Many Doctors, myself included, very much fear what will become apparent in 10-20 years when the long-term effects of vaping manifest as disease. 

But it is not only long-term damage that is the problem. A very serious condition known as “popcorn lung” can develop within 3 months of vaping. In this condition, lung tissue is literally obliterated, never to regrow.

A CT scan reveals many cavities throughout the lungs, looking oddly and terrifyingly like popcorn. Half of the people who develop the condition need to be admitted to an intensive care unit and placed on a ventilator. The damage seen in this condition is attributed to flavouring chemicals used in vapes. 

One of the lesser-known harms of vaping is hormonal damage.

Nicotine disrupts the production of testosterone and causes the body to produce too much or too little, both of which are very much unwanted effects.

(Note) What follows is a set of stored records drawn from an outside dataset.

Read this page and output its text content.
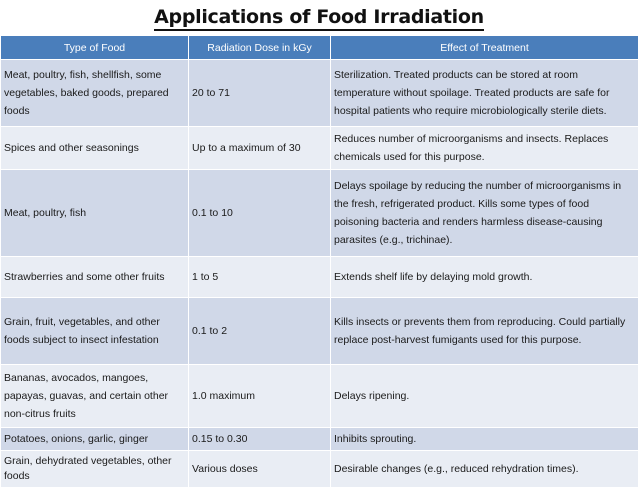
Applications of Food Irradiation
Type of Food	Radiation Dose in kGy	Effect of Treatment
Meat, poultry, fish, shellfish, some vegetables, baked goods, prepared foods	20 to 71	Sterilization. Treated products can be stored at room temperature without spoilage. Treated products are safe for hospital patients who require microbiologically sterile diets.
Spices and other seasonings	Up to a maximum of 30	Reduces number of microorganisms and insects. Replaces chemicals used for this purpose.
Meat, poultry, fish	0.1 to 10	Delays spoilage by reducing the number of microorganisms in the fresh, refrigerated product. Kills some types of food poisoning bacteria and renders harmless disease-causing parasites (e.g., trichinae).
Strawberries and some other fruits	1 to 5	Extends shelf life by delaying mold growth.
Grain, fruit, vegetables, and other foods subject to insect infestation	0.1 to 2	Kills insects or prevents them from reproducing. Could partially replace post-harvest fumigants used for this purpose.
Bananas, avocados, mangoes, papayas, guavas, and certain other non-citrus fruits	1.0 maximum	Delays ripening.
Potatoes, onions, garlic, ginger	0.15 to 0.30	Inhibits sprouting.
Grain, dehydrated vegetables, other foods	Various doses	Desirable changes (e.g., reduced rehydration times).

Whilst at University, I had the pleasure of undertaking a research project with a Harvard-educated Professor of Endocrinology and world-leading expert on testosterone. Hormones are complex and incredibly important to our well-being. The key element to their functioning well is balance. Vaping nicotine will lead to an imbalanced hormonal system and cause insidious but pervasive bodily and psychological damage.

Vaping is bad for you. Talking to your GP about nicotine replacement therapy will help you quit.